I see this more and more. It’s getting so that I don’t ever want to attend a networking luncheon or a business dinner function for this very reason.
Readers: time for a little self-reflection!
Think back to the last time you were at a business dinner, wedding reception, conference or fundraising event.
Did you make an attempt to be cordial and engaging with those at the same table as you? Even if they were strangers? I’m not talking about BFF’s by the end of the meal before you hit the dance floor. I’m talking about the pleasant conversation that we should expect of one another when sharing a table.
Often you are an invited guest. As such , please remember your personal responsibility (bestowed to you by the host) to enhance an event by interacting with others. No one likes the anti-social person who hangs out in the corner or barely makes eye contact with individuals at the table.
If you are being grudgingly dragged along to one of these events by your hair – oops – I mean your spouse – put on your Big Girl or Big Boy pants and choose to sparkle for a few hours! You may actually surprise yourself and have fun! If you’re stuck with how to make a connection or start a conversation, check out this blog post on how not be a bore. A simple and warm smile, self introduction and handshake is critical in those first few minutes. For pointers on making a positive first impression, click here.
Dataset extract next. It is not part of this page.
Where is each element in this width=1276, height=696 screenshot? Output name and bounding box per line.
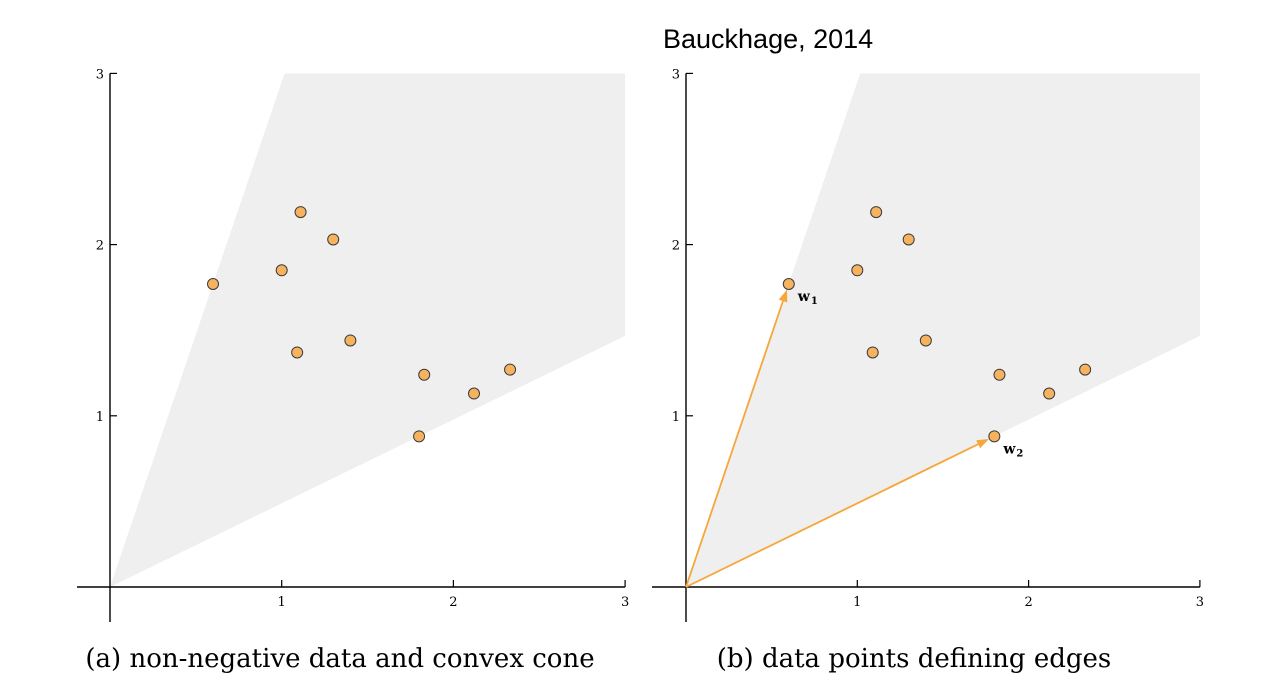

It’s fun to go to an event – professional or personal – where you are seated with those you know. More often than not, you are seated with individuals you may only know peripherally or not at all. Mentally prepare yourself for conversations with those seated with you. Here’s a beginning: “How are you affiliated with (host/charity/business/bride & groom)?” Sorry, I offer no sympathy for the grown-ups who simply act rude by ignoring those seated around them.
I truly enjoy going to events where I don’t know everyone. I LOVE to meet new people, hear their stories, learn from them and possibly even make a new friend. We live in one interesting world and it’s exciting what we can learn from each other when…..
…we take the time to connect.
Mind Your Manners,
Kelly
Hi Kelly,
How are you?
Interesting observation, I think of that to even just being out in public, no interaction in store lines or anything, people look straight ahead or at their phones.
Hope all is well
Gary
Hi Gary! Thank you for you excellent observation in terms of our lack of connecting in ALL public areas. Ironic that those who have their phones in hand in public are probably “connecting” in a different manner. You can never can have too many friendly smiles and “hello”s – regardless of knowing the person or not.
Wow, Kelly. I’ve been in this exact situation, too. I love your suggestion that making the connection (the smile, the introduction) in those critical first moments is so important. The longer you wait, the more awkward it becomes. And it shows that you are receptive to engage. But sometimes others just don’t have the tools. At the very least, you can model some good etiquette by asking questions (everyone likes to talk about themselves!) and listening.
I bet you have been in the exact situation Jean! I think so many people have – including me! Questions always work wonders for getting the conversation started..and listening to their answers will provide you with more topics for discussion.Thank you for reading and commenting!